Zimbabwe has an estimated population of 14.5 million, of whom about 10 million live in rural areas. Life for the average Zimbabwean is increasingly difficult, with 63 percent of all households living in poverty and 16 percent in extreme poverty.
Although reforms since 2009 have helped stabilize the economy, since 2012, formal unemployment levels have increased and industries continue to operate well below capacity. The uncertain political climate and inconsistent and ill-conceived domestic policies restrict foreign and domestic investment needed for economic growth. Over 90 percent of the country’s national budget goes for public sector salaries, leaving scant resources for investment in infrastructure and public services.
Exacerbating Zimbabwe’s economic woes is the growing impact of climate change. The collapse of the commercial agricultural sector resulted in an over reliance on small scale, rain-fed agriculture. As Zimbabwe’s climate becomes more erratic, farmers have found it harder to produce sufficient yields, greatly contributing to the country’s recurrent food insecurity.

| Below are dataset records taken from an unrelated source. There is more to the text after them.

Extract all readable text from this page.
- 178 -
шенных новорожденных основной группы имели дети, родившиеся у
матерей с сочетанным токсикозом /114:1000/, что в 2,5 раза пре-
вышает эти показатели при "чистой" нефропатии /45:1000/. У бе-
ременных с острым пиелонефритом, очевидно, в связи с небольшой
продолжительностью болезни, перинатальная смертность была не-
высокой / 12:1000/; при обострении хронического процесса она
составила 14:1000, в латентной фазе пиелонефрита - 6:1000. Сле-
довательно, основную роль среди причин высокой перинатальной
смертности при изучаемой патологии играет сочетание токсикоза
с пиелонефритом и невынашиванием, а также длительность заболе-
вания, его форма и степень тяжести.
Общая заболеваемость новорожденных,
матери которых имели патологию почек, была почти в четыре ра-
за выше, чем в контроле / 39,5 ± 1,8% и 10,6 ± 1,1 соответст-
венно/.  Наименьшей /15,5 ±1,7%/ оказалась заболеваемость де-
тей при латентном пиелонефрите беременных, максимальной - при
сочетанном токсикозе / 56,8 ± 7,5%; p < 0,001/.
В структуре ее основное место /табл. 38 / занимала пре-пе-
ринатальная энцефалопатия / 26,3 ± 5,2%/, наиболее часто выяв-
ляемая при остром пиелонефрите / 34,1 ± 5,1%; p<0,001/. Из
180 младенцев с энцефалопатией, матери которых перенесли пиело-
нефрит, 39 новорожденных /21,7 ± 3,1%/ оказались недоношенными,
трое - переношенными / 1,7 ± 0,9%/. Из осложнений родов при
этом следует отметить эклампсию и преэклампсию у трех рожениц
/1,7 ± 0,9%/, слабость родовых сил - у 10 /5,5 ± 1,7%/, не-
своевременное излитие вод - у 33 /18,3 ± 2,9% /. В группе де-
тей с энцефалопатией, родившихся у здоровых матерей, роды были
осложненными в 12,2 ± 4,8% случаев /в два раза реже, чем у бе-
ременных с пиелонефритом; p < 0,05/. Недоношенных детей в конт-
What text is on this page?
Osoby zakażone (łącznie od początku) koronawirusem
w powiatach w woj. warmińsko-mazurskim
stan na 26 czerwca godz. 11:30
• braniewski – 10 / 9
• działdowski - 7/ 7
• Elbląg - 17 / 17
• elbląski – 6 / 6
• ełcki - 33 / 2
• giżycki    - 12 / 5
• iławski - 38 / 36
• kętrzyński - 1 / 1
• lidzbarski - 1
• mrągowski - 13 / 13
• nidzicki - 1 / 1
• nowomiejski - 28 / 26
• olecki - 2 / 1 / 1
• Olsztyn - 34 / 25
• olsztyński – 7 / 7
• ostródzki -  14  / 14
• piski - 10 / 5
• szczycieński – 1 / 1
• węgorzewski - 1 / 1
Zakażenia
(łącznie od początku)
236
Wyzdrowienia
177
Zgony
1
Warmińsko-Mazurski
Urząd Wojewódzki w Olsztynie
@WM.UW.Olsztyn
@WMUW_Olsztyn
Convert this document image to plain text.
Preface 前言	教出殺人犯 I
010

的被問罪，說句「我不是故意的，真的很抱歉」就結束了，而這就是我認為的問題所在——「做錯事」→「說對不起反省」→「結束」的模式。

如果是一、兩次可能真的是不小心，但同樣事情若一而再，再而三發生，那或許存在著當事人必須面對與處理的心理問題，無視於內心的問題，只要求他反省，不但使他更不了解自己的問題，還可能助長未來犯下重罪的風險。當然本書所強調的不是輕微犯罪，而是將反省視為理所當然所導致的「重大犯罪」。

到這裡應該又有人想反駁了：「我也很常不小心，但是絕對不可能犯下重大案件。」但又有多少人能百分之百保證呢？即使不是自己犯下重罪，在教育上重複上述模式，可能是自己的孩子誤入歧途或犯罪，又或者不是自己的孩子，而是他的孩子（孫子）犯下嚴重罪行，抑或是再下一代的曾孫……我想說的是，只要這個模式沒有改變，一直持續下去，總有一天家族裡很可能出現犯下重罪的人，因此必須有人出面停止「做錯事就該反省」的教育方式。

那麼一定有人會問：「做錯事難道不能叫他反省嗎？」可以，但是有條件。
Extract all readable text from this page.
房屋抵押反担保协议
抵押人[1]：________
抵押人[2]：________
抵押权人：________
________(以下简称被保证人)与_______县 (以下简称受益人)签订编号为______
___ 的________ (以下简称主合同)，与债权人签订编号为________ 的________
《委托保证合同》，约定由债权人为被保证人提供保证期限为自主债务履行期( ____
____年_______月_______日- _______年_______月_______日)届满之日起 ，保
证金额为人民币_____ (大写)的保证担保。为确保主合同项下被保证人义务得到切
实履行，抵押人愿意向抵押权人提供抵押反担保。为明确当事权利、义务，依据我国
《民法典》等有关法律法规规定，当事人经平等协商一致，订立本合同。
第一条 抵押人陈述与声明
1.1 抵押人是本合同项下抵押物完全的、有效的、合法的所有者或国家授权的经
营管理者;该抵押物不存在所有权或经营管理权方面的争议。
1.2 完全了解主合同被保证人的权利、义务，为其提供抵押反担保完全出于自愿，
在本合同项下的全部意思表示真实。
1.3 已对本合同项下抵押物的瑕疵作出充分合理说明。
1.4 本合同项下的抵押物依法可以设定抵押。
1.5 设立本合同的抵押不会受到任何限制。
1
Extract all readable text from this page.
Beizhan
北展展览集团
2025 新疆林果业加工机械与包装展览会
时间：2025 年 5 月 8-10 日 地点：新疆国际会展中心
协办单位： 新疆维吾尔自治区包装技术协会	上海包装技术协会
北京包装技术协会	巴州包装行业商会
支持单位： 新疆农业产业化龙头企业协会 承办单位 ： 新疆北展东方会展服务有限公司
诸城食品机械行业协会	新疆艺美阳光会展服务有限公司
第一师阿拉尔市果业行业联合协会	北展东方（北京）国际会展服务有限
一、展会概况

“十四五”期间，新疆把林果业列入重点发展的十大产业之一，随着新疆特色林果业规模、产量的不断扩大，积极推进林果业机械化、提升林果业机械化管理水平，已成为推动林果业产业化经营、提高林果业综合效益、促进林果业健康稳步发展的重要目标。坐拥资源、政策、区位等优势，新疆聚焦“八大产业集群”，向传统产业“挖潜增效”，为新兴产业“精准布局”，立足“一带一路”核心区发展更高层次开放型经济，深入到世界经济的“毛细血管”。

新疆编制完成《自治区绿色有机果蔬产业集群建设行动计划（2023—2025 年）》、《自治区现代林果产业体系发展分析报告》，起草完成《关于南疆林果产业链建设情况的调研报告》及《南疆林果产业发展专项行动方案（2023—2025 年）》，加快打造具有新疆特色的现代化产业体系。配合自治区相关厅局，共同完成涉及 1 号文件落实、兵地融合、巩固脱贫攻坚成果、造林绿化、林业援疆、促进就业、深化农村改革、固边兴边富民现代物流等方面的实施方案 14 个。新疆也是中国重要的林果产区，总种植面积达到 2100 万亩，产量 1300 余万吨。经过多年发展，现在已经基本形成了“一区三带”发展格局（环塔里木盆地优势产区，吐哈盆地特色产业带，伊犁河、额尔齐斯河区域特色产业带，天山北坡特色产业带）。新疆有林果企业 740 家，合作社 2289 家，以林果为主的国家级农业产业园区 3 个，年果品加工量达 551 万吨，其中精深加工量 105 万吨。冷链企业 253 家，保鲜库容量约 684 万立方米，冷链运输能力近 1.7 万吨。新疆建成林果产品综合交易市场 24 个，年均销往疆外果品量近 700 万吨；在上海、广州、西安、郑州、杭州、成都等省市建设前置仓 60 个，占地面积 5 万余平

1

Food insecurity has worsened over the last three years due to the severe El Niño induced drought. As such the Zimbabwe Vulnerability Assessment Committee estimates that 4.1 million (42 percent of the rural population) will be food insecure during the period from January to March 2017.
Zimbabwe’s high mortality and illness rates are a result of an under-resourced health delivery system, which is overstretched by the high burden of HIV, TB, malaria, and maternal and childhood illnesses. More than a decade of worsening economic conditions and rising costs has eroded a once vibrant health system. That said, the health sector has produced notable results such as an HIV prevalence rate that declined from 26 percent in 1999 to a current rate of 14 percent. The number of malaria cases has also decreased from 1.8 million in 2006 to less than 392,000 in 2015 – a dramatic 73 percent reduction.
To ensure that its future is in the hands of Zimbabweans, USAID works with its partners to strengthen health services, increase food security, support economic resilience, and promote democratic governance.